Unfortunately, major country marketing campaigns tend to emerge to address an underlying problem. While Qatar may be safe, visitor numbers will inevitably be hit if tourists lump it in with nearby Saudi Arabia, where animosity towards Westerners continues to grow.

Similarly, tourism to Mallorca, the golden isle for UK holiday-makers in the 80s and 90s, has been decimated by the now-defunct 'eco-tax' and soaring prices following Spain's adoption of the euro.

Such campaigns can work. Barcelona's rebirth in the early-90s has pushed it up the city break league table to a point where it rubs shoulders with Paris and Amsterdam. And New York's charm offensive since September 11 2001 has led to an amazing recovery in tourism.
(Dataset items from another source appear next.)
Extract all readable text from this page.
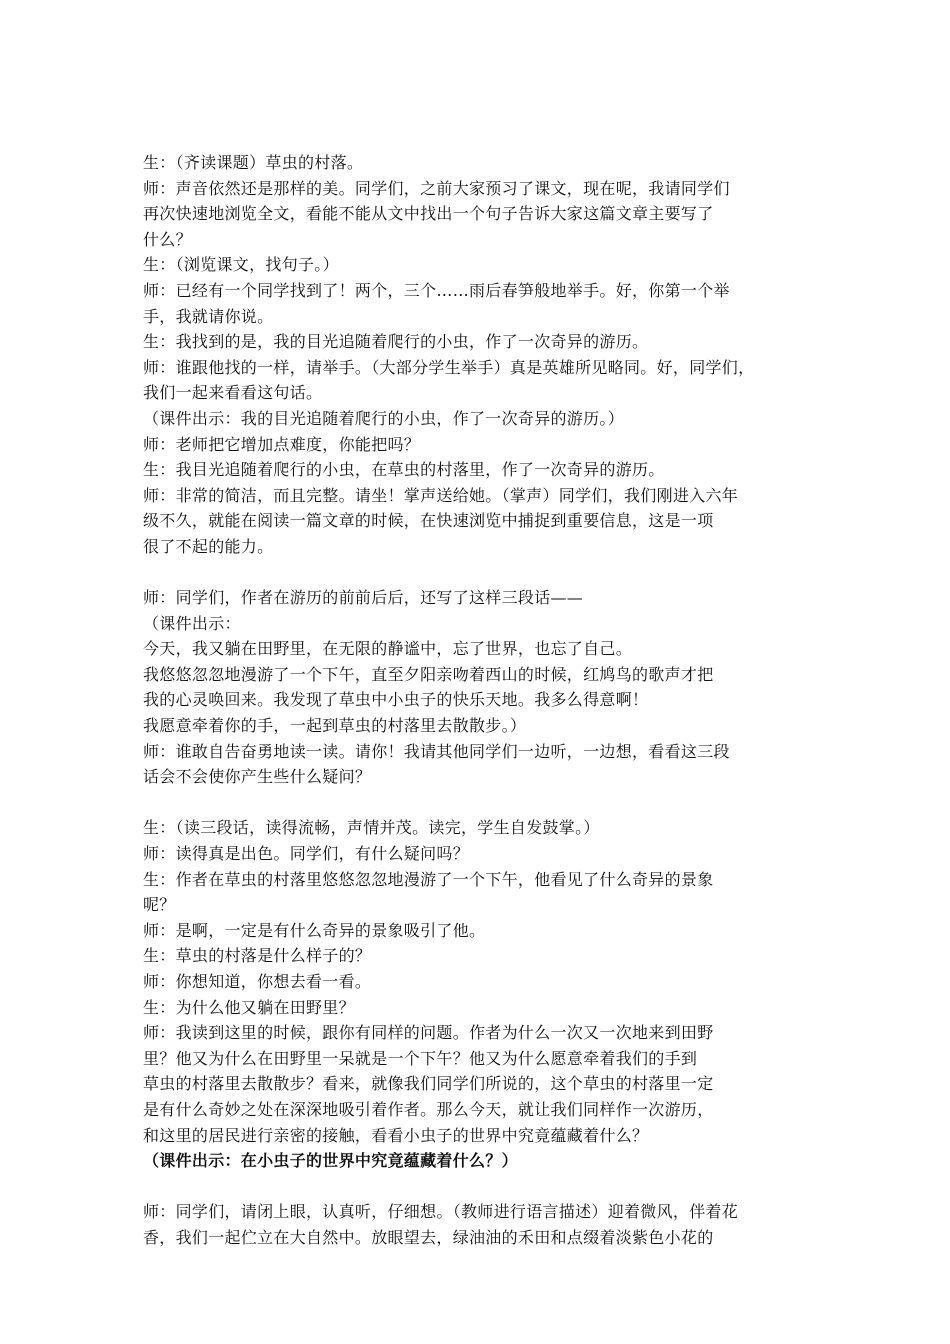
生：（齐读课题）草虫的村落。
师：声音依然还是那样的美。同学们，之前大家预习了课文，现在呢，我请同学们
再次快速地浏览全文，看能不能从文中找出一个句子告诉大家这篇文章主要写了
什么？
生：（浏览课文，找句子。）
师：已经有一个同学找到了！两个，三个……雨后春笋般地举手。好，你第一个举
手，我就请你说。
生：我找到的是，我的目光追随着爬行的小虫，作了一次奇异的游历。
师：谁跟他找的一样，请举手。（大部分学生举手）真是英雄所见略同。好，同学们，
我们一起来看看这句话。
（课件出示：我的目光追随着爬行的小虫，作了一次奇异的游历。）
师：老师把它增加点难度，你能把吗？
生：我目光追随着爬行的小虫，在草虫的村落里，作了一次奇异的游历。
师：非常的简洁，而且完整。请坐！掌声送给她。（掌声）同学们，我们刚进入六年
级不久，就能在阅读一篇文章的时候，在快速浏览中捕捉到重要信息，这是一项
很了不起的能力。
师：同学们，作者在游历的前前后后，还写了这样三段话——
（课件出示：
今天，我又躺在田野里，在无限的静谧中，忘了世界，也忘了自己。
我悠悠忽忽地漫游了一个下午，直至夕阳亲吻着西山的时候，红鸠鸟的歌声才把
我的心灵唤回来。我发现了草虫中小虫子的快乐天地。我多么得意啊！
我愿意牵着你的手，一起到草虫的村落里去散散步。）
师：谁敢自告奋勇地读一读。请你！我请其他同学们一边听，一边想，看看这三段
话会不会使你产生些什么疑问？
生：（读三段话，读得流畅，声情并茂。读完，学生自发鼓掌。）
师：读得真是出色。同学们，有什么疑问吗？
生：作者在草虫的村落里悠悠忽忽地漫游了一个下午，他看见了什么奇异的景象
呢？
师：是啊，一定是有什么奇异的景象吸引了他。
生：草虫的村落是什么样子的？
师：你想知道，你想去看一看。
生：为什么他又躺在田野里？
师：我读到这里的时候，跟你有同样的问题。作者为什么一次又一次地来到田野
里？他又为什么在田野里一呆就是一个下午？他又为什么愿意牵着我们的手到
草虫的村落里去散散步？看来，就像我们同学们所说的，这个草虫的村落里一定
是有什么奇妙之处在深深地吸引着作者。那么今天，就让我们同样作一次游历，
和这里的居民进行亲密的接触，看看小虫子的世界中究竟蕴藏着什么？
（课件出示：在小虫子的世界中究竟蕴藏着什么？）
师：同学们，请闭上眼，认真听，仔细想。（教师进行语言描述）迎着微风，伴着花
香，我们一起伫立在大自然中。放眼望去，绿油油的禾田和点缀着淡紫色小花的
But like any successful marketing strategy, such campaigns must be based on 'brand truth'. For example, it is no good spending millions of pounds on positioning Bali as 'safe' if there is any further risk of terrorism.

All the good work could be undone in one fell swoop.

The London Olympic bid marketers, who will no doubt be attending WTM, have a similar challenge. Next week marketing director David Magliano will unveil the logo and positioning statement which he hopes will convince the world that London is the right destination for the 2012 Games.

If London 2012 were to position the capital as the world's prettiest or friendliest city, they would surely be undone by stark consumer experience.

If it is promoted in terms of its ethnic diversity, vibrancy and tolerance, it stands a chance.